Louise Potiki Bryant

Louise Potiki Bryant is a Ngāi Tahu choreographer, dancer, and video artist. With her practice Louise aims to honour her whakapapa (genealogy), kaupapa Māori (Māori principles and practices), mana wahine (the intrinsic spiritual power of women), and our relationship with te taiao (environment). Louise is a founding member of Atamira Dance Company for whom she has choreographed six works, including Ngāi Tahu 32,Te Aroha me te mamae, TAONGA: Dust Water Wind and Onepū. Louise has also choreographed for companies such as The New Zealand Dance Company, Black Grace Dance Company, and Ōrotokare, Art, Story, Motion.

Louise also has a body of solo and collaborative works which draw upon her whakaahua and interdisciplinary practices. These works include Nohopuku (‘Stand–out Performer’ award, the Dunedin Fringe Festival 2010), Tumutumu, a collaboration with taonga pūoro authority Dr Richard Nunns (awarded ‘the most innovative choreography’ at Kowhiti Dance 2011) and the acclaimed work Kiri, a collaboration with clay artist Paerau Corneal. Her latest solo work Ngarois a collaboration with multi-media artists Rona Ngahuia Osborne and Paddy Free. Both Kiri and Ngaro have been the Tuakana works to open the Tempo Dance Festival.

In 2014, Louise was awarded the Harriet Friedlander Residency by the Arts Foundation, which supported Louise to live in New York City for a period of choreographic and artistic inspiration. Other residencies include the Ngāi Tahu Artist in Residence at the Dunedin School of Art, and a Wild Creations Residency. In 2009 Louise was supported by Creative New Zealand to undertake a choreographic internship with multidisciplinary artist Santee Smith, the founding and managing artistic director of Kaha:wi Dance Theatre.

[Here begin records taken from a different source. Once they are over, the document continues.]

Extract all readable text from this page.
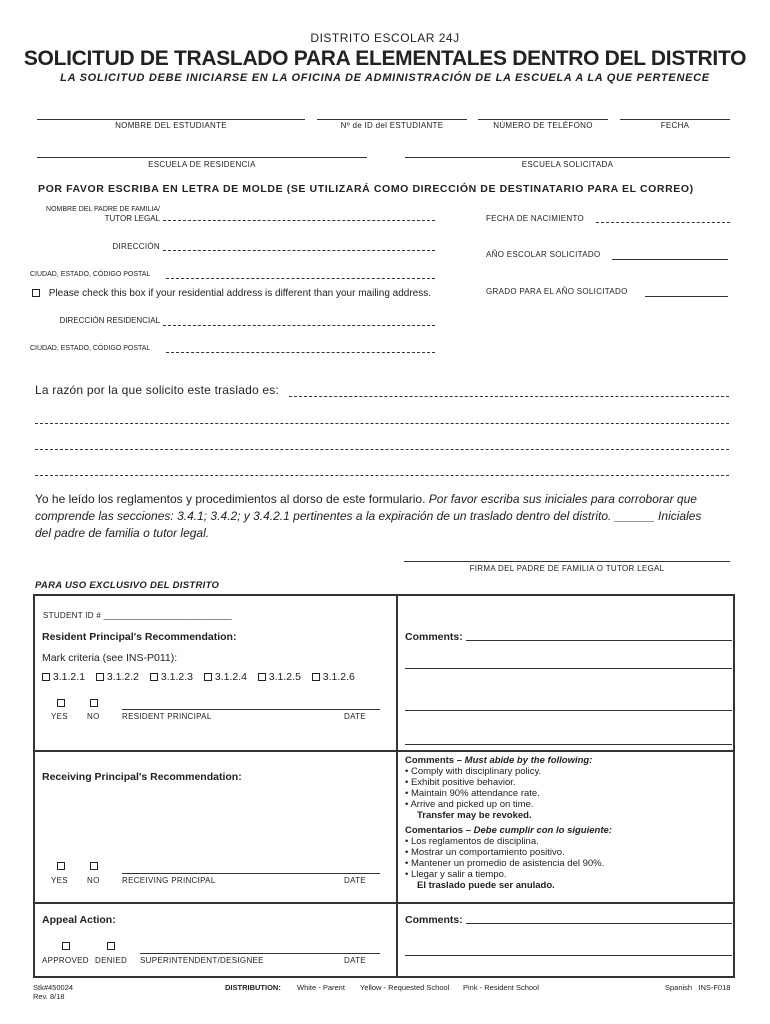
DISTRITO ESCOLAR 24J
SOLICITUD DE TRASLADO PARA ELEMENTALES DENTRO DEL DISTRITO
LA SOLICITUD DEBE INICIARSE EN LA OFICINA DE ADMINISTRACIÓN DE LA ESCUELA A LA QUE PERTENECE
NOMBRE DEL ESTUDIANTE	Nº de ID del ESTUDIANTE	NÚMERO DE TELÉFONO	FECHA
ESCUELA DE RESIDENCIA	ESCUELA SOLICITADA
POR FAVOR ESCRIBA EN LETRA DE MOLDE (SE UTILIZARÁ COMO DIRECCIÓN DE DESTINATARIO PARA EL CORREO)
NOMBRE DEL PADRE DE FAMILIA/
TUTOR LEGAL
DIRECCIÓN
CIUDAD, ESTADO, CÓDIGO POSTAL
Please check this box if your residential address is different than your mailing address.
DIRECCIÓN RESIDENCIAL
CIUDAD, ESTADO, CÓDIGO POSTAL
FECHA DE NACIMIENTO
AÑO ESCOLAR SOLICITADO
GRADO PARA EL AÑO SOLICITADO
La razón por la que solicito este traslado es:
Yo he leído los reglamentos y procedimientos al dorso de este formulario. Por favor escriba sus iniciales para corroborar que
comprende las secciones: 3.4.1; 3.4.2; y 3.4.2.1 pertinentes a la expiración de un traslado dentro del distrito. ______ Iniciales
del padre de familia o tutor legal.
FIRMA DEL PADRE DE FAMILIA O TUTOR LEGAL
PARA USO EXCLUSIVO DEL DISTRITO
STUDENT ID # ___________________________
Resident Principal's Recommendation:
Mark criteria (see INS-P011):
3.1.2.1 3.1.2.2 3.1.2.3 3.1.2.4 3.1.2.5 3.1.2.6
YES NO	RESIDENT PRINCIPAL	DATE
Comments:
Receiving Principal's Recommendation:
YES NO	RECEIVING PRINCIPAL	DATE
Comments – Must abide by the following:
• Comply with disciplinary policy.
• Exhibit positive behavior.
• Maintain 90% attendance rate.
• Arrive and picked up on time.
Transfer may be revoked.
Comentarios – Debe cumplir con lo siguiente:
• Los reglamentos de disciplina.
• Mostrar un comportamiento positivo.
• Mantener un promedio de asistencia del 90%.
• Llegar y salir a tiempo.
El traslado puede ser anulado.
Appeal Action:
APPROVED DENIED SUPERINTENDENT/DESIGNEE	DATE
Comments:
Stk#450024
Rev. 8/18
DISTRIBUTION: White - Parent Yellow - Requested School Pink - Resident School	Spanish   INS-F018
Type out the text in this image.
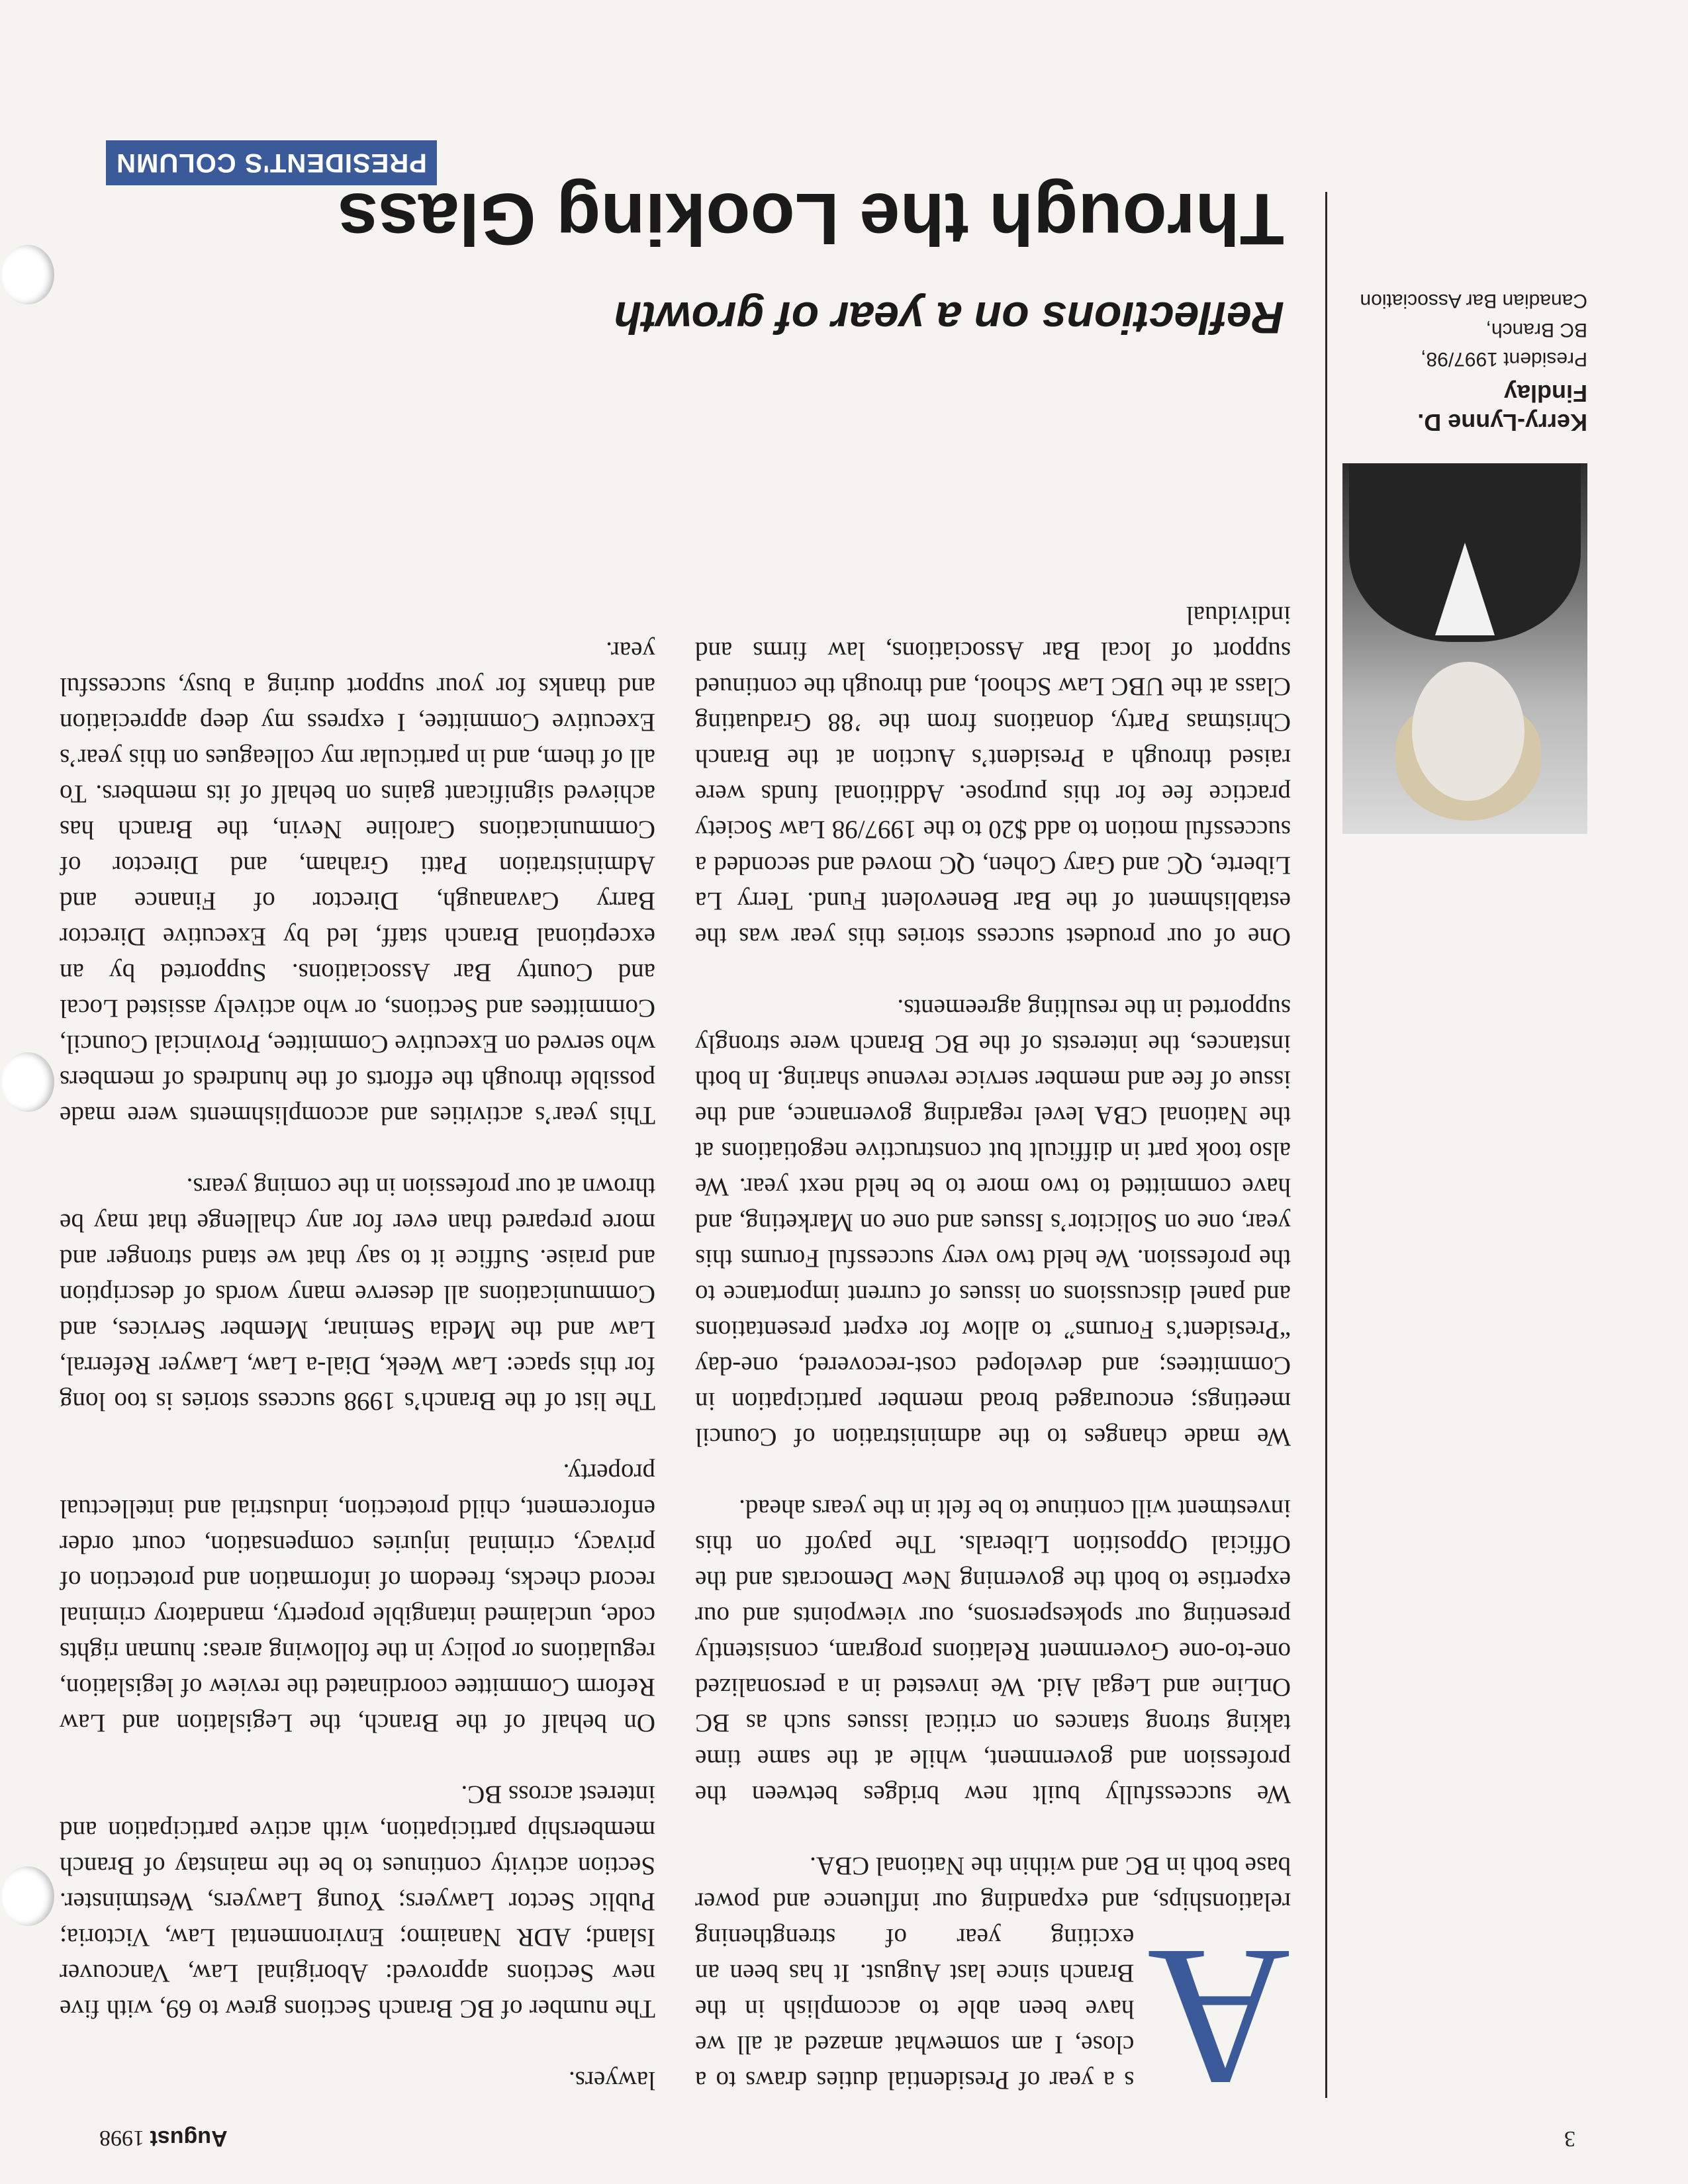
3
August 1998
PRESIDENT'S COLUMN
Kerry-Lynne D.
Findlay
President 1997/98,
BC Branch,
Canadian Bar Association
Through the Looking Glass
Reflections on a year of growth

A
s a year of Presidential duties draws to a close, I am somewhat amazed at all we have been able to accomplish in the Branch since last August. It has been an exciting year of strengthening relationships, and expanding our influence and power base both in BC and within the National CBA.

We successfully built new bridges between the profession and government, while at the same time taking strong stances on critical issues such as BC OnLine and Legal Aid. We invested in a personalized one-to-one Government Relations program, consistently presenting our spokespersons, our viewpoints and our expertise to both the governing New Democrats and the Official Opposition Liberals. The payoff on this investment will continue to be felt in the years ahead.

We made changes to the administration of Council meetings; encouraged broad member participation in Committees; and developed cost-recovered, one-day “President’s Forums” to allow for expert presentations and panel discussions on issues of current importance to the profession. We held two very successful Forums this year, one on Solicitor’s Issues and one on Marketing, and have committed to two more to be held next year. We also took part in difficult but constructive negotiations at the National CBA level regarding governance, and the issue of fee and member service revenue sharing. In both instances, the interests of the BC Branch were strongly supported in the resulting agreements.

One of our proudest success stories this year was the establishment of the Bar Benevolent Fund. Terry La Liberte, QC and Gary Cohen, QC moved and seconded a successful motion to add $20 to the 1997/98 Law Society practice fee for this purpose. Additional funds were raised through a President’s Auction at the Branch Christmas Party, donations from the ’88 Graduating Class at the UBC Law School, and through the continued support of local Bar Associations, law firms and individual

lawyers.

The number of BC Branch Sections grew to 69, with five new Sections approved: Aboriginal Law, Vancouver Island; ADR Nanaimo; Environmental Law, Victoria; Public Sector Lawyers; Young Lawyers, Westminster. Section activity continues to be the mainstay of Branch membership participation, with active participation and interest across BC.

On behalf of the Branch, the Legislation and Law Reform Committee coordinated the review of legislation, regulations or policy in the following areas: human rights code, unclaimed intangible property, mandatory criminal record checks, freedom of information and protection of privacy, criminal injuries compensation, court order enforcement, child protection, industrial and intellectual property.

The list of the Branch’s 1998 success stories is too long for this space: Law Week, Dial-a Law, Lawyer Referral, Law and the Media Seminar, Member Services, and Communications all deserve many words of description and praise. Suffice it to say that we stand stronger and more prepared than ever for any challenge that may be thrown at our profession in the coming years.

This year’s activities and accomplishments were made possible through the efforts of the hundreds of members who served on Executive Committee, Provincial Council, Committees and Sections, or who actively assisted Local and County Bar Associations. Supported by an exceptional Branch staff, led by Executive Director Barry Cavanaugh, Director of Finance and Administration Patti Graham, and Director of Communications Caroline Nevin, the Branch has achieved significant gains on behalf of its members. To all of them, and in particular my colleagues on this year’s Executive Committee, I express my deep appreciation and thanks for your support during a busy, successful year.
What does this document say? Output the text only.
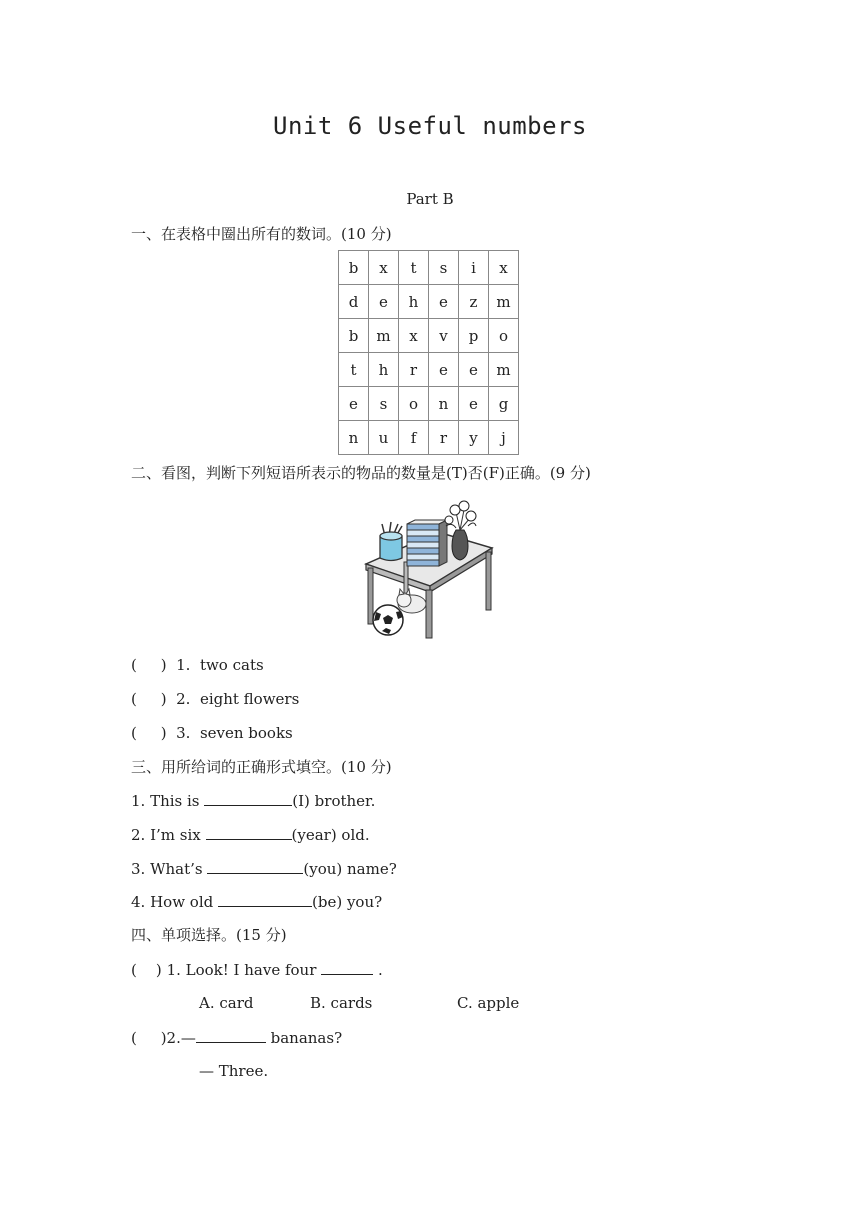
Unit 6 Useful numbers
Part B
一、在表格中圈出所有的数词。(10 分)
b	x	t	s	i	x
d	e	h	e	z	m
b	m	x	v	p	o
t	h	r	e	e	m
e	s	o	n	e	g
n	u	f	r	y	j
二、看图，判断下列短语所表示的物品的数量是(T)否(F)正确。(9 分)
(     ) 1.  two cats
(     ) 2.  eight flowers
(     ) 3.  seven books
三、用所给词的正确形式填空。(10 分)
1. This is	(I) brother.
2. I’m six	(year) old.
3. What’s	(you) name?
4. How old	(be) you?
四、单项选择。(15 分)
(    ) 1. Look! I have four	.
A. card	B. cards	C. apple
(     )2.—	bananas?
— Three.
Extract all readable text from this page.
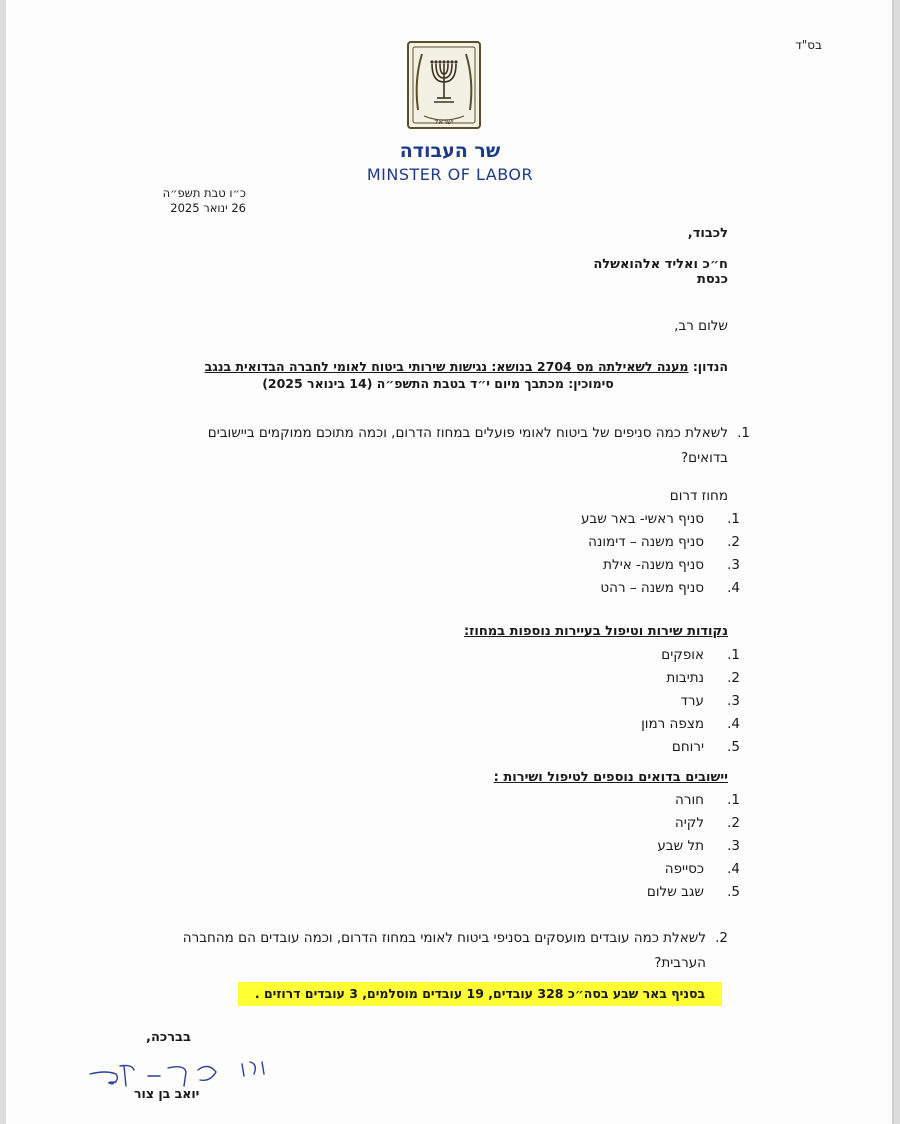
בס"ד
ישראל
שר העבודה
MINSTER OF LABOR
כ״ו טבת תשפ״ה
26 ינואר 2025
לכבוד,
ח״כ ואליד אלהואשלה
כנסת
שלום רב,
הנדון: מענה לשאילתה מס 2704 בנושא: נגישות שירותי ביטוח לאומי לחברה הבדואית בנגב
סימוכין: מכתבך מיום י״ד בטבת התשפ״ה (14 בינואר 2025)
1.
לשאלת כמה סניפים של ביטוח לאומי פועלים במחוז הדרום, וכמה מתוכם ממוקמים ביישובים בדואים?
מחוז דרום
1.
סניף ראשי- באר שבע
2.
סניף משנה – דימונה
3.
סניף משנה- אילת
4.
סניף משנה – רהט
נקודות שירות וטיפול בעיירות נוספות במחוז:
1.
אופקים
2.
נתיבות
3.
ערד
4.
מצפה רמון
5.
ירוחם
יישובים בדואים נוספים לטיפול ושירות :
1.
חורה
2.
לקיה
3.
תל שבע
4.
כסייפה
5.
שגב שלום
2.
לשאלת כמה עובדים מועסקים בסניפי ביטוח לאומי במחוז הדרום, וכמה עובדים הם מהחברה הערבית?
בסניף באר שבע בסה״כ 328 עובדים, 19 עובדים מוסלמים, 3 עובדים דרוזים .
בברכה,
יואב בן צור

Louise designs installations for her own dance works, and is often responsible for the design, production and editing of the projected video elements - an integral part of each performance. Her video art practice also includes the creation of dance films, video installations and music videos as well as designing video for music events, operas and contemporary dance productions. Her recent work has included the video design for three of Kaha:wi Dance Theatre’s productions; Re-Quickening, Blood Tides and the solo work Blood Water Earth by Santee Smith. Louise also collaborated with Santee to develop the Blood Water Earth 3-channel video installation which premiered at the Auckland Arts Festival 2019 at Te Uru Waitākere Contemporary Gallery.